碩士 === 國立成功大學 === 機械工程學系 === 87 === The research topics of this thesis lie in two areas. Firstly, a gear/cam adapter was employed to study the tribological behavior of line-contact lubrication with low-phosphorus, extreme-pressure additives. Secondly, the lubrication behavior of two different roughness rollers was investigated in terms of wear rate, friction coefficient, oil temperature, chemical reaction in thin films as well as various additive concentration. In first par of this thesis, the Electrical Contact Resistance (ECR) is used to detect the chemical reaction during the wear test. The surface roughness and wear rate before and after the wear test is also measured. Many instruments like the Atomic Force Microscopy (AFM) is implemented to observe the growth of the chemical film; the Optical Microscopy (OM) is used to see wear surface, and WDS, ESCA and AES are also used for chemical reaction. As the experimental results shown, the ECR of the smooth roller rises as the temperature goes up while there is no dramatic change for the rough roller. The average friction coefficients of the smooth roller will rise initially and then stabilizes as the oil temperature and ECR stabilize. Based on the observation of the ECR variation and the wear rate, the optimal additive concentration is 0.07wt%~0.08wt%. Also, for chemical reactive potential, under different operating conditions, the highest additive concentration (0.09wt%) has the highest chemical reactive potential. In second part of this thesis, the surface fatigue life is evaluated for line-contact element under rolling/sliding.

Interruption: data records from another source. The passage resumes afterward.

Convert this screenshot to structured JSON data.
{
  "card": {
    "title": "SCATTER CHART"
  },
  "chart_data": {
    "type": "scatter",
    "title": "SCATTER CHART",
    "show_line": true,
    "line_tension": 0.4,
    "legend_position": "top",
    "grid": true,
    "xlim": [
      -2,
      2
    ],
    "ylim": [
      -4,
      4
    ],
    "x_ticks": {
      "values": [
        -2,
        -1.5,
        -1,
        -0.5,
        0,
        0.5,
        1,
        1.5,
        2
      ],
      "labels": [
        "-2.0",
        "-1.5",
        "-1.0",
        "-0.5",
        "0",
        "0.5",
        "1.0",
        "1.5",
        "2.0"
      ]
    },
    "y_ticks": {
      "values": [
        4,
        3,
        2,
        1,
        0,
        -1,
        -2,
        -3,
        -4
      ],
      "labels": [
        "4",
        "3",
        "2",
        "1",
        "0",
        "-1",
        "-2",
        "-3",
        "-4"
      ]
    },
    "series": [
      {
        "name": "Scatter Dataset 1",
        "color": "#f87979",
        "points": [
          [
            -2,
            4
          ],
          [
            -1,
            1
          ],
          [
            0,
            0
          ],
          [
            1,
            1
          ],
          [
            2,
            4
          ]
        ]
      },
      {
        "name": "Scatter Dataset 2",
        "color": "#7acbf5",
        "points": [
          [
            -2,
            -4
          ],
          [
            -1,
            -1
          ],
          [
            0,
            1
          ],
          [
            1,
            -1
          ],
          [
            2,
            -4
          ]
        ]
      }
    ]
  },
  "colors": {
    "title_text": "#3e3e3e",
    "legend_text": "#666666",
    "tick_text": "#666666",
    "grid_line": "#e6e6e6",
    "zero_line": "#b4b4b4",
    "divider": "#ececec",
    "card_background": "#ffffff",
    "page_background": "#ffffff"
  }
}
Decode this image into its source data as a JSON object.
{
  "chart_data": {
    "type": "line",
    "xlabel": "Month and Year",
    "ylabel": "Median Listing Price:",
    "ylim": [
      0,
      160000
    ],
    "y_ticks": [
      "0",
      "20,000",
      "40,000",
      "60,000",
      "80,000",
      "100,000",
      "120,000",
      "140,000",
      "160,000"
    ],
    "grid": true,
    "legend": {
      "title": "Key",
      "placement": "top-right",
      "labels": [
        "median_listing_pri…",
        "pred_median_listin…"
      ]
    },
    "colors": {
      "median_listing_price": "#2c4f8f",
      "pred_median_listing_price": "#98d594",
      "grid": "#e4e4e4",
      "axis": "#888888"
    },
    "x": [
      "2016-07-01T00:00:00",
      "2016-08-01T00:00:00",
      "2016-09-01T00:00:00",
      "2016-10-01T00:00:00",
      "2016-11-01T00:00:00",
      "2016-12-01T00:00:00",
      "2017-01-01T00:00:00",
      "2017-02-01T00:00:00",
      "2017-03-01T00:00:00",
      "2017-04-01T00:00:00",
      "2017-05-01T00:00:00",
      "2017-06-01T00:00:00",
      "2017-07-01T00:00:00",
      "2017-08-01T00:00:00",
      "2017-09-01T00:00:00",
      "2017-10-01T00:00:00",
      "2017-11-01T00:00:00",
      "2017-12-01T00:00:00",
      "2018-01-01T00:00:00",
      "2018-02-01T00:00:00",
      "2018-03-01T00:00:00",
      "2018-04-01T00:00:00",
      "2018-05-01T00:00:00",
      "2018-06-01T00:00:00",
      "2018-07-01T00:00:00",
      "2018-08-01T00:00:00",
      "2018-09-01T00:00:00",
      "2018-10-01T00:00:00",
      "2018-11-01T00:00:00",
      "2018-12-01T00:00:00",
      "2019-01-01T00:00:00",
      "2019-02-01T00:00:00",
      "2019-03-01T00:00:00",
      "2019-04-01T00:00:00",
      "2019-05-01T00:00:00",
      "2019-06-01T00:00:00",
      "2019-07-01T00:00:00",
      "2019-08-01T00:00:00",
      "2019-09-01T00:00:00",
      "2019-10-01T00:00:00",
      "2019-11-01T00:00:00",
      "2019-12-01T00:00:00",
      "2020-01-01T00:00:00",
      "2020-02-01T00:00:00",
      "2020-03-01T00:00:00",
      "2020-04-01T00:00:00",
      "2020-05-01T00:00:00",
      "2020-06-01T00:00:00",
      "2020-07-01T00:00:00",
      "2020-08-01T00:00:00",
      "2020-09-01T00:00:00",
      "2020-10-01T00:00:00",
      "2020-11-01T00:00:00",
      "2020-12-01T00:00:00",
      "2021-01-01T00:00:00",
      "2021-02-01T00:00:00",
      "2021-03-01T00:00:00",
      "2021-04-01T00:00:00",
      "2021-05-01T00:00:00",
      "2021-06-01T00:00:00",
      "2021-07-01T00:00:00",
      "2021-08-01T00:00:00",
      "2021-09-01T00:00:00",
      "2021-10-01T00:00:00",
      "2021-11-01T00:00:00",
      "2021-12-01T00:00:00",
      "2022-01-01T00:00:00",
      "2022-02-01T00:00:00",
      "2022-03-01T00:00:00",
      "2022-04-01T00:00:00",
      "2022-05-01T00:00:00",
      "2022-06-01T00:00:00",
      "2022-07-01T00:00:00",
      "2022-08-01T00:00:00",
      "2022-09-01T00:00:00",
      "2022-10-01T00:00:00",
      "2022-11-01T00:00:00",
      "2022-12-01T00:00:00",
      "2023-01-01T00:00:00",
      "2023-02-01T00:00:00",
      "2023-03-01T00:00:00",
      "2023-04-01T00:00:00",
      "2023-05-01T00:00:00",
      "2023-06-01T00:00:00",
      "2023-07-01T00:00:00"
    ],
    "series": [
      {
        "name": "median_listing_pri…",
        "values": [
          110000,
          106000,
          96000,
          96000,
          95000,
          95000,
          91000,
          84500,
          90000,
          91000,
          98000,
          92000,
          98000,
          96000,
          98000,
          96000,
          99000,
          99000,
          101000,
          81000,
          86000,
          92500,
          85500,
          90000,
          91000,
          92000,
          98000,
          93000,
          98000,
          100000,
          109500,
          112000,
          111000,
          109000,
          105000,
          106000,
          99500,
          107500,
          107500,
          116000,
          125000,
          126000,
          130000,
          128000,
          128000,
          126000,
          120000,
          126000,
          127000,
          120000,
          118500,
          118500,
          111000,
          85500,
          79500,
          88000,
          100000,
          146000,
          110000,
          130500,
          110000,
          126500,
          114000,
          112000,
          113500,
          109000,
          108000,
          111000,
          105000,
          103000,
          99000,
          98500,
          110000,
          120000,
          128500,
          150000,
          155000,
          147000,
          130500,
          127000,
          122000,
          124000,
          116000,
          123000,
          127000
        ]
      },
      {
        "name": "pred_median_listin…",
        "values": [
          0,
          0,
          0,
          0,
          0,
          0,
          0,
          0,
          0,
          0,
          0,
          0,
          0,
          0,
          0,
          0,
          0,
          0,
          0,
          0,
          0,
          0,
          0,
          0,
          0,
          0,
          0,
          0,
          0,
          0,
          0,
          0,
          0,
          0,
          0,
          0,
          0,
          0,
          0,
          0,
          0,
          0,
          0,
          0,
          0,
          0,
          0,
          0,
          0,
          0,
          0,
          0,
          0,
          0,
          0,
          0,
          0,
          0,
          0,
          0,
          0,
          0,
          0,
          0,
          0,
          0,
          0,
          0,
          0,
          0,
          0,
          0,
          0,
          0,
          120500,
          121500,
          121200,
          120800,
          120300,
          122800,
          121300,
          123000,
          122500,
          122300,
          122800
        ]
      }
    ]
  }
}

The parameters like load, speed, roughness, additives and viscosity of the lubrication oil are the main controlling factors. As the results indicate, the smooth roller and the use of high viscosity lubrication oil will improve the fatigue life greatly. The shear stress is larger on the rough roller and the angle of the crack initiation with respect to the surface is smaller but the influence underneath the surface is shallow. The smooth roller shows the opposite trends. As a result, the occurrence of the pitting is deeper under the surface for smooth rollers. From the observation of the wear debris, the mechanism of the occurrence of spherical debris comes from the hydrostatic pressure.